En su entrevista con el diario Granma, Elián González se refirió también a sus planes profesionales y relató que planea integrarse en las Fuerzas Armadas.

"Ahora estudio en la Universidad de Matanzas Camilo Cienfuegos, curso el cuarto año de la carrera de Ingeniería Industrial, lo hago como cadete insertado, con el fin de servir a las Fuerzas Armadas Revolucionarias cuando termine mis estudios", dijo.

González confiesa que le agrada estudiar, salir con sus hermanos y amigos, ver series y películas, escuchar música, en particular dice que ha aprendido a disfrutar un género no muy popular en su generación, el repentismo, y también disfruta la natación, el béisbol y el fútbol, aunque de este último deporte no es "fanático".

"Y leo a Fidel, me gusta mucho leer a Fidel.

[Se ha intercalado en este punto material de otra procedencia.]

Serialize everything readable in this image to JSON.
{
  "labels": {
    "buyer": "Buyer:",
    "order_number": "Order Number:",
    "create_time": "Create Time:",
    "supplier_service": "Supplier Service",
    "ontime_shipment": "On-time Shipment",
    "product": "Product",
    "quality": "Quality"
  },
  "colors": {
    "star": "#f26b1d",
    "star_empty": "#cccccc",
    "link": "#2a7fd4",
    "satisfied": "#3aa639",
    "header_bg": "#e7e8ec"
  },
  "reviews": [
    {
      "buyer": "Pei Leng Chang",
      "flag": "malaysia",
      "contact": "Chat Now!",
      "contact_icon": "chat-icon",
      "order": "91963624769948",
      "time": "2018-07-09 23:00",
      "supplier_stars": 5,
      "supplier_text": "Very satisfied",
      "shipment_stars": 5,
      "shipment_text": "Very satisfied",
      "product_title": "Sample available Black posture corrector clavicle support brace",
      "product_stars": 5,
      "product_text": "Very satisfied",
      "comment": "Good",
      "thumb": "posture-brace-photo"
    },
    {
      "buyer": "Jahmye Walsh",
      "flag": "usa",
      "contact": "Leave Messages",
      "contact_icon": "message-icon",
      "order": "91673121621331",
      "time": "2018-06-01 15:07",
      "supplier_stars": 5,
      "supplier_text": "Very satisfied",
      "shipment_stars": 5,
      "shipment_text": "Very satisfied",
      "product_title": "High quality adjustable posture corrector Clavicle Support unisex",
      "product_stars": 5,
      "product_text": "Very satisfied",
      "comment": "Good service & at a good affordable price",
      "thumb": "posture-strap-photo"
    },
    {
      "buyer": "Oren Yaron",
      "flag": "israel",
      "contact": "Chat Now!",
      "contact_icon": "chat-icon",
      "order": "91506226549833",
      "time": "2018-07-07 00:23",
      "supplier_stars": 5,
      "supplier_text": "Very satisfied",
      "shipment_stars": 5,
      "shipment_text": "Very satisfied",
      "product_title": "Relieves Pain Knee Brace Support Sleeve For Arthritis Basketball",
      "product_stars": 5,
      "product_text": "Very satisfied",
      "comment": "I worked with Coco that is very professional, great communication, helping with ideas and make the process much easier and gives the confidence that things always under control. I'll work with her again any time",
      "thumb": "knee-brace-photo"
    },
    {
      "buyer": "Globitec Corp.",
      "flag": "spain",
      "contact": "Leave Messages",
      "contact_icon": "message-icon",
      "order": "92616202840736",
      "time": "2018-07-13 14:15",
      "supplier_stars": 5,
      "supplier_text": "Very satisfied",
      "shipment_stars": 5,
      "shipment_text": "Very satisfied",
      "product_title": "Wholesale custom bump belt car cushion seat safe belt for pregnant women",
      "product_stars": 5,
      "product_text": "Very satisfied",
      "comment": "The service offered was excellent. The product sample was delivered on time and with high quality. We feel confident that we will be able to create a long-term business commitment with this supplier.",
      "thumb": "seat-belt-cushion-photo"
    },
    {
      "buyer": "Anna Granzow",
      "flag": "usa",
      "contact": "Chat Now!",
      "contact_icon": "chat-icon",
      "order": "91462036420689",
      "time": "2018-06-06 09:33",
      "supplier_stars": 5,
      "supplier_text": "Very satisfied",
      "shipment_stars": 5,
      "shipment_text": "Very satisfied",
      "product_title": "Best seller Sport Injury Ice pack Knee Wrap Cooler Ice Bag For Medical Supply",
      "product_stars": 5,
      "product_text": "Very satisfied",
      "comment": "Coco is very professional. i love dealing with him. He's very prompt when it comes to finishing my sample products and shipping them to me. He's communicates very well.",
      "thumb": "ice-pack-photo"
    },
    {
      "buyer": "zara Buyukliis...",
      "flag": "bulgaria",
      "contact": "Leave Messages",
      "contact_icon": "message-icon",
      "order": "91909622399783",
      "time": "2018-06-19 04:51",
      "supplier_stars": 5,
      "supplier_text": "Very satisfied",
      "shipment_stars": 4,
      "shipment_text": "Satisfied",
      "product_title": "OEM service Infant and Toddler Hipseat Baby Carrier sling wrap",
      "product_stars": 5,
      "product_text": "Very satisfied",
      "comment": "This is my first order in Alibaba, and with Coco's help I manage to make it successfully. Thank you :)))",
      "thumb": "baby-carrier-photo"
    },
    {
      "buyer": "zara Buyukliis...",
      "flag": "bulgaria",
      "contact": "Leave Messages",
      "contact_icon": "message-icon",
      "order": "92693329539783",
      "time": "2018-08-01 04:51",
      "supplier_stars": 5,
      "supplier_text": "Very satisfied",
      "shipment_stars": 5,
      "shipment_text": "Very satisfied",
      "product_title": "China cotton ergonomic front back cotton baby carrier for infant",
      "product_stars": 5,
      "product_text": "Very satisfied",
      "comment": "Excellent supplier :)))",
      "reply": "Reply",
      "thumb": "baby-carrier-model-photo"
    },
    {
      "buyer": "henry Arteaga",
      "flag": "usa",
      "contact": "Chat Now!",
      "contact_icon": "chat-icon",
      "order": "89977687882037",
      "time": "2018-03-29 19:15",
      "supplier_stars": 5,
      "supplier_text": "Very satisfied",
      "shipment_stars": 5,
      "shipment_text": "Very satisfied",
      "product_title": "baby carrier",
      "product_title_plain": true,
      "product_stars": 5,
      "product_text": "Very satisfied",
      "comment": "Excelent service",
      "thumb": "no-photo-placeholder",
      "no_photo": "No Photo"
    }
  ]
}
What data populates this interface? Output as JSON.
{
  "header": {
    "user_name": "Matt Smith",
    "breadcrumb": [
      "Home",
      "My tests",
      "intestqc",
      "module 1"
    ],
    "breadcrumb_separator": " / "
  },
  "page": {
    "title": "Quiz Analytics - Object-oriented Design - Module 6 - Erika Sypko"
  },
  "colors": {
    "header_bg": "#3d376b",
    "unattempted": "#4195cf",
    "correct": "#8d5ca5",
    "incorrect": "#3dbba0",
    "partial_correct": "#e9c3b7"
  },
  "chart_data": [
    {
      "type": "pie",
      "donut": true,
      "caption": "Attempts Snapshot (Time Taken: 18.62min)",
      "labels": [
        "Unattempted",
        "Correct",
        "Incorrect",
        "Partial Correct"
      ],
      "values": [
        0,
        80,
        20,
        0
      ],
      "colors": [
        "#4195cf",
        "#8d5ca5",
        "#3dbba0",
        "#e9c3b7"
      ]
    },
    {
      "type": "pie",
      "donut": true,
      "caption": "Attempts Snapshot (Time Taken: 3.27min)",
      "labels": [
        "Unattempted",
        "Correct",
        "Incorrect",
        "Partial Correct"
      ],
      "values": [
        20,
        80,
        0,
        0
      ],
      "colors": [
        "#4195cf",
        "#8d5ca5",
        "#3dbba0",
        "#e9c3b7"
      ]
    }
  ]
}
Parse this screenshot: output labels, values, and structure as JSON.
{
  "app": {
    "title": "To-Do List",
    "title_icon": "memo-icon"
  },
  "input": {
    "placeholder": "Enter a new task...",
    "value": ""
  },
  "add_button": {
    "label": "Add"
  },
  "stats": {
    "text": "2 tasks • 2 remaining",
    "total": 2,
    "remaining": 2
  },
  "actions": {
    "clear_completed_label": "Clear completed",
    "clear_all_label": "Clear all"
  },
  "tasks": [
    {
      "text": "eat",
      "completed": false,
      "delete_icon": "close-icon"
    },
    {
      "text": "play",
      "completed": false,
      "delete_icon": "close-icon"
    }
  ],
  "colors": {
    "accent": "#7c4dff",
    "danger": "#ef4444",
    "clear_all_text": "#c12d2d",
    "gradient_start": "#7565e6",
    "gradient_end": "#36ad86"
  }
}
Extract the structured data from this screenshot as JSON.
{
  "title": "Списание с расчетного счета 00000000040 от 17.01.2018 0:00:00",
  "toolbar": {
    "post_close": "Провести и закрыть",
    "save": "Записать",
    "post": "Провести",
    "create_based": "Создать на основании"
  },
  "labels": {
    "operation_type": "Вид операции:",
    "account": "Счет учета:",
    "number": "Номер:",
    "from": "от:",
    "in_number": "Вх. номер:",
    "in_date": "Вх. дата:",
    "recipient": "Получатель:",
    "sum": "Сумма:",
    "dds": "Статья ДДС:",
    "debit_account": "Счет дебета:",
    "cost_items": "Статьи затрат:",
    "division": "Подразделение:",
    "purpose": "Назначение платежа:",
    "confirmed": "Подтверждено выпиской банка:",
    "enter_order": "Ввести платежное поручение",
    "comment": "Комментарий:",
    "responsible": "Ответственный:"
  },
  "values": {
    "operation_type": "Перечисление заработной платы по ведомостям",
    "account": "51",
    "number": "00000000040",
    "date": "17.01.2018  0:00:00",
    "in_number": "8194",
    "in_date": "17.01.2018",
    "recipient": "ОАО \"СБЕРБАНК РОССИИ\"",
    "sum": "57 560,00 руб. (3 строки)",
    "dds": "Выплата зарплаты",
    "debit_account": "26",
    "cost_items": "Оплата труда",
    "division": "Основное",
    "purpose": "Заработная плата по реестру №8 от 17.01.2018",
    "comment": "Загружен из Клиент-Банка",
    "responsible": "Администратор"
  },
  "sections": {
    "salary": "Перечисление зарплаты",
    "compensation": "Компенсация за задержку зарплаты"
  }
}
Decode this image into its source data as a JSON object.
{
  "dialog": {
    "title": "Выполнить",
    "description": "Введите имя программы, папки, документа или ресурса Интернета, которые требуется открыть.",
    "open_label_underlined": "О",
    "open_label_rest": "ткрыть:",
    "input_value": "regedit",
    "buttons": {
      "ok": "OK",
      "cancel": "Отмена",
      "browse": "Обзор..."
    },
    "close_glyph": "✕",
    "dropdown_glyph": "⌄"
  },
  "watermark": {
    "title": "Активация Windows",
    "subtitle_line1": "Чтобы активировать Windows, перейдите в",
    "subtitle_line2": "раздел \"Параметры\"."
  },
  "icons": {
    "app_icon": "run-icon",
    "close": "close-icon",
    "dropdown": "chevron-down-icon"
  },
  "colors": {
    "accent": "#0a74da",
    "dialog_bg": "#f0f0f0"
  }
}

A él le gusta regalarme libros, cada vez que puede me envía uno, y para mí eso es como una tarea y hay que leérselo", aseveró.

Su opinión es que no hace "nada diferente" al resto de los jóvenes": "simplemente, hay que ser un joven de estos tiempos, saber divertirse, compartir, practicar deportes, pero también estar vinculado a las tareas de la Revolución, no perder la esencia de lo importantes que son los jóvenes para llevar a cabo el desarrollo del país".